A lei das eleições já trata em detalhes das permissões e vedações para propaganda eleitoral, com sanções para o descumprimento das normas. Há um tópico específico para a propaganda na internet, com multas previstas em valores que vão de R$ 5 mil a R$ 30 mil. Ao fixar multas de R$ 100 mil a R$ 150 mil por hora de descumprimento da vedação de divulgação de fake news, o TSE ampliou penalidades previstas em lei em mais de 400%.
Violação da prerrogativa do MP – O artigo 8º da Resolução 23.714/2022 revogou o art. 9º-A da Resolução 23.610/2019, que “dispõe sobre propaganda eleitoral, utilização e geração do horário gratuito e condutas ilícitas em campanha eleitoral”, incluído pela Resolução 23.671/2021. A nova norma autoriza, ainda, à presidência do TSE, também sem provocação prévia por parte do Ministério Público Eleitoral, a extensão da decisão firmada com base no art. 2º “para outras situações com idênticos conteúdos”, com previsão de aplicação de igual sanção (art. 3º da resolução impugnada).
Na ação, o PGR salienta que o Parquet tem à sua disposição procedimentos específicos para o trabalho investigativo, que, na seara eleitoral, servem à apuração de atos que possam se configurar como atentatórios à lisura e regularidade do processo eleitoral. Aras lembra que a revogação pura e simples da previsão do art. 9º-A exclui do processo eleitoral amplamente considerado o principal e mais relevante agente constitucionalmente previsto na defesa do regime democrático, violando o art. 127, caput, da Constituição. “A preservação da legitimidade do Ministério Público Eleitoral para participação ativa no processo eleitoral – assegurando-lhe a representação inicial ou intimação para manifestação previamente à decisão –, estabelecida na Constituição, na Lei Complementar 75/1993 e na legislação eleitoral, é medida inafastável, sob pena de comprometimento dos respectivos procedimentos”, ressalta Augusto Aras.

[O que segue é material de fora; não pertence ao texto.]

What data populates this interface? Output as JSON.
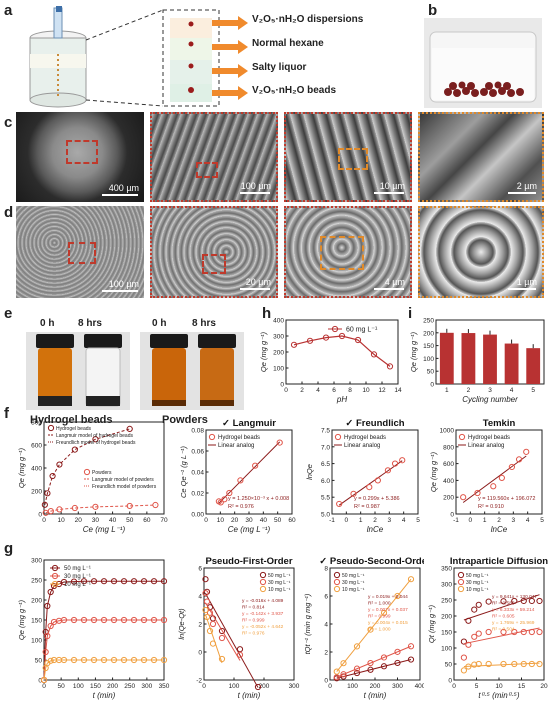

Segundo o procurador-geral, é preciso avançar no combate à desinformação, buscando aperfeiçoamento dos instrumentos legais. “Esse aperfeiçoamento, contudo, há de se fazer sem atropelos, no ambiente democraticamente legitimado para essas soluções, que é o Parlamento, no momento adequado, em desenvolvimento contínuo de nossas instituições e do nosso processo civilizatório”, conclui, pedindo que o STF suspenda imediatamente a eficácia da norma e, ao final, determine a inconstitucionalidade dos dispositivos questionados.